In another embodiment, the probe can comprise a polymerase chain reaction primer pair capable of amplifying some or all of the nucleic acid sequence including from D20S211 through D20S120. The polymerase chain reaction primer pair can be an STS PCR primer pair selected from the group consisting of AFMa233wg1, AFM080ya1, AFM069ya1, WI-16748, WI-9939, AFMa072zb9, WI-6578, AFM224zd12, WI-9227, and AFM276xh11.
The invention also provides a kit for screening for the presence of an amplicon in a sample of human nucleic acid, the kit comprising a compartment which contains a probe, wherein the probe comprises nucleic acid which hybridizes specifically to a nucleic acid sequence including from D20S211 through D20S120. Alternatively, the probe can comprise nucleic acid which hybridizes specifically to: sequences which span the distance between D20S120 and D20S211; or, a STS marker selected from the group consisting of AFMa233wg1, AFM080ya1, AFM069ya1, WI-16748, WI-9939, AFMa072zb9, WI-6578, AFM224zd12, WI-9227, and AFM276xh1; or, a GDB locus nucleic acid sequence selected from the group consisting of D20S211, D20S854, D20S876, D20S1044, D20S913, D20S720, and D20S120; or, a cloned genomic nucleic acid sequence selected from the group consisting of RMC20B4097, RMC20B4103, RMC20P4016, RMC20B4130, RMC20P4185, RMC20B4188, RMC20B4109, RMC20P4010, RMC20P4028, RMC20P4003, RMC20B4099, RMC20P4018, RMC20P4069, RMC20B4121, RMC20B4087, and RMC20P4070.

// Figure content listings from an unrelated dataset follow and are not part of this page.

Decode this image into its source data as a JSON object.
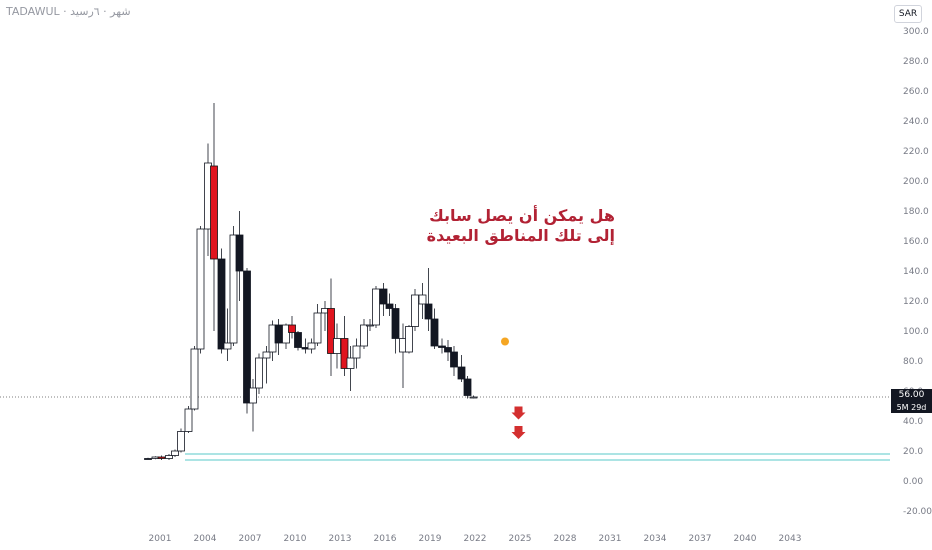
{
  "header": {
    "symbol": "TADAWUL · شهر · ٦رسيد"
  },
  "currency": "SAR",
  "annotation": {
    "line1": "هل يمكن أن يصل سابك",
    "line2": "إلى تلك المناطق البعيدة"
  },
  "last_price": {
    "value": "56.00",
    "countdown": "5M 29d"
  },
  "colors": {
    "up": "#2e7d32",
    "down": "#e0141e",
    "neutral": "#131722",
    "support": "#5ac8c8",
    "marker": "#f5a623",
    "arrow": "#d32f2f"
  },
  "chart_data": {
    "type": "candlestick",
    "title": "",
    "xlabel": "",
    "ylabel": "",
    "x_range": [
      2000,
      2044
    ],
    "ylim": [
      -25,
      305
    ],
    "x_ticks": [
      "2001",
      "2004",
      "2007",
      "2010",
      "2013",
      "2016",
      "2019",
      "2022",
      "2025",
      "2028",
      "2031",
      "2034",
      "2037",
      "2040",
      "2043"
    ],
    "y_ticks": [
      "300.0",
      "280.0",
      "260.0",
      "240.0",
      "220.0",
      "200.0",
      "180.0",
      "160.0",
      "140.0",
      "120.0",
      "100.0",
      "80.0",
      "60.0",
      "40.0",
      "20.0",
      "0.00",
      "-20.00"
    ],
    "last_value": 56,
    "support_lines": [
      18,
      14
    ],
    "marker": {
      "x": 2024.0,
      "y": 93
    },
    "arrows_down": [
      {
        "x": 2024.9,
        "y": 45
      },
      {
        "x": 2024.9,
        "y": 32
      }
    ],
    "candles": [
      {
        "x": 2000.2,
        "o": 15,
        "h": 15.5,
        "l": 14.5,
        "c": 15,
        "style": "neutral"
      },
      {
        "x": 2000.7,
        "o": 15,
        "h": 16.5,
        "l": 14.5,
        "c": 16,
        "style": "up"
      },
      {
        "x": 2001.1,
        "o": 16,
        "h": 17,
        "l": 14,
        "c": 15,
        "style": "down"
      },
      {
        "x": 2001.6,
        "o": 15,
        "h": 18,
        "l": 14,
        "c": 17,
        "style": "up"
      },
      {
        "x": 2002.0,
        "o": 17,
        "h": 21,
        "l": 16,
        "c": 20,
        "style": "up"
      },
      {
        "x": 2002.4,
        "o": 20,
        "h": 35,
        "l": 19,
        "c": 33,
        "style": "up"
      },
      {
        "x": 2002.9,
        "o": 33,
        "h": 50,
        "l": 32,
        "c": 48,
        "style": "up"
      },
      {
        "x": 2003.3,
        "o": 48,
        "h": 90,
        "l": 47,
        "c": 88,
        "style": "up"
      },
      {
        "x": 2003.7,
        "o": 88,
        "h": 170,
        "l": 85,
        "c": 168,
        "style": "up"
      },
      {
        "x": 2004.2,
        "o": 168,
        "h": 225,
        "l": 150,
        "c": 212,
        "style": "up"
      },
      {
        "x": 2004.6,
        "o": 210,
        "h": 252,
        "l": 100,
        "c": 148,
        "style": "down"
      },
      {
        "x": 2005.1,
        "o": 148,
        "h": 155,
        "l": 85,
        "c": 88,
        "style": "neutral"
      },
      {
        "x": 2005.5,
        "o": 88,
        "h": 115,
        "l": 80,
        "c": 92,
        "style": "up"
      },
      {
        "x": 2005.9,
        "o": 92,
        "h": 170,
        "l": 90,
        "c": 164,
        "style": "up"
      },
      {
        "x": 2006.3,
        "o": 164,
        "h": 180,
        "l": 120,
        "c": 140,
        "style": "neutral"
      },
      {
        "x": 2006.8,
        "o": 140,
        "h": 142,
        "l": 45,
        "c": 52,
        "style": "neutral"
      },
      {
        "x": 2007.2,
        "o": 52,
        "h": 68,
        "l": 33,
        "c": 62,
        "style": "up"
      },
      {
        "x": 2007.6,
        "o": 62,
        "h": 85,
        "l": 58,
        "c": 82,
        "style": "up"
      },
      {
        "x": 2008.1,
        "o": 82,
        "h": 90,
        "l": 65,
        "c": 86,
        "style": "up"
      },
      {
        "x": 2008.5,
        "o": 86,
        "h": 107,
        "l": 80,
        "c": 104,
        "style": "up"
      },
      {
        "x": 2008.9,
        "o": 104,
        "h": 108,
        "l": 84,
        "c": 92,
        "style": "neutral"
      },
      {
        "x": 2009.4,
        "o": 92,
        "h": 105,
        "l": 88,
        "c": 104,
        "style": "up"
      },
      {
        "x": 2009.8,
        "o": 104,
        "h": 110,
        "l": 95,
        "c": 99,
        "style": "down"
      },
      {
        "x": 2010.2,
        "o": 99,
        "h": 100,
        "l": 87,
        "c": 89,
        "style": "neutral"
      },
      {
        "x": 2010.7,
        "o": 89,
        "h": 95,
        "l": 85,
        "c": 88,
        "style": "neutral"
      },
      {
        "x": 2011.1,
        "o": 88,
        "h": 95,
        "l": 85,
        "c": 92,
        "style": "up"
      },
      {
        "x": 2011.5,
        "o": 92,
        "h": 118,
        "l": 90,
        "c": 112,
        "style": "up"
      },
      {
        "x": 2012.0,
        "o": 112,
        "h": 120,
        "l": 100,
        "c": 115,
        "style": "up"
      },
      {
        "x": 2012.4,
        "o": 115,
        "h": 135,
        "l": 70,
        "c": 85,
        "style": "down"
      },
      {
        "x": 2012.8,
        "o": 85,
        "h": 105,
        "l": 75,
        "c": 95,
        "style": "up"
      },
      {
        "x": 2013.3,
        "o": 95,
        "h": 110,
        "l": 70,
        "c": 75,
        "style": "down"
      },
      {
        "x": 2013.7,
        "o": 75,
        "h": 90,
        "l": 60,
        "c": 82,
        "style": "up"
      },
      {
        "x": 2014.1,
        "o": 82,
        "h": 95,
        "l": 75,
        "c": 90,
        "style": "up"
      },
      {
        "x": 2014.6,
        "o": 90,
        "h": 108,
        "l": 88,
        "c": 104,
        "style": "up"
      },
      {
        "x": 2015.0,
        "o": 104,
        "h": 108,
        "l": 100,
        "c": 104,
        "style": "up"
      },
      {
        "x": 2015.4,
        "o": 104,
        "h": 130,
        "l": 102,
        "c": 128,
        "style": "up"
      },
      {
        "x": 2015.9,
        "o": 128,
        "h": 132,
        "l": 110,
        "c": 118,
        "style": "neutral"
      },
      {
        "x": 2016.3,
        "o": 118,
        "h": 125,
        "l": 110,
        "c": 115,
        "style": "neutral"
      },
      {
        "x": 2016.7,
        "o": 115,
        "h": 118,
        "l": 85,
        "c": 95,
        "style": "neutral"
      },
      {
        "x": 2017.2,
        "o": 95,
        "h": 105,
        "l": 62,
        "c": 86,
        "style": "up"
      },
      {
        "x": 2017.6,
        "o": 86,
        "h": 104,
        "l": 85,
        "c": 103,
        "style": "up"
      },
      {
        "x": 2018.0,
        "o": 103,
        "h": 128,
        "l": 100,
        "c": 124,
        "style": "up"
      },
      {
        "x": 2018.5,
        "o": 124,
        "h": 132,
        "l": 108,
        "c": 118,
        "style": "up"
      },
      {
        "x": 2018.9,
        "o": 118,
        "h": 142,
        "l": 100,
        "c": 108,
        "style": "neutral"
      },
      {
        "x": 2019.3,
        "o": 108,
        "h": 115,
        "l": 88,
        "c": 90,
        "style": "neutral"
      },
      {
        "x": 2019.8,
        "o": 90,
        "h": 95,
        "l": 85,
        "c": 89,
        "style": "neutral"
      },
      {
        "x": 2020.2,
        "o": 89,
        "h": 94,
        "l": 80,
        "c": 86,
        "style": "neutral"
      },
      {
        "x": 2020.6,
        "o": 86,
        "h": 90,
        "l": 70,
        "c": 76,
        "style": "neutral"
      },
      {
        "x": 2021.1,
        "o": 76,
        "h": 84,
        "l": 66,
        "c": 68,
        "style": "neutral"
      },
      {
        "x": 2021.5,
        "o": 68,
        "h": 70,
        "l": 55,
        "c": 57,
        "style": "neutral"
      },
      {
        "x": 2021.9,
        "o": 56,
        "h": 57,
        "l": 55,
        "c": 56,
        "style": "up"
      }
    ]
  }
}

In another embodiment, the probe of the kit can comprise a polymerase chain reaction primer pair capable of amplifying some or all of the nucleic acid sequence including from D20S211 through D20S120. The polymerase chain reaction primer pair can be an STS PCR primer pair selected from the group consisting of AFMa233wg1, AFM080ya1, AFM069ya1, WI-16748, WI-9939, AFMa072zb9, WI-6578, AFM224zd12, WI-9227, and AFM276xh1. The probe can be a cloned human nucleic acid, and the cloned human genomic nucleic acid can be attached to a solid surface. The attached probe can be a member of a nucleic acid array. The kit can further comprises instructional material that indicates that the detection of greater than two amplicon copies in a cell can be diagnostic or prognostic of cancer or tumorigenesis.
A further understanding of the nature and advantages of the present invention may be realized by reference to the remaining portions of the specification, the figures and claims.
All publications, GenBank Accession references (sequences), patents and patent applications cited herein are hereby expressly incorporated by reference for all purposes.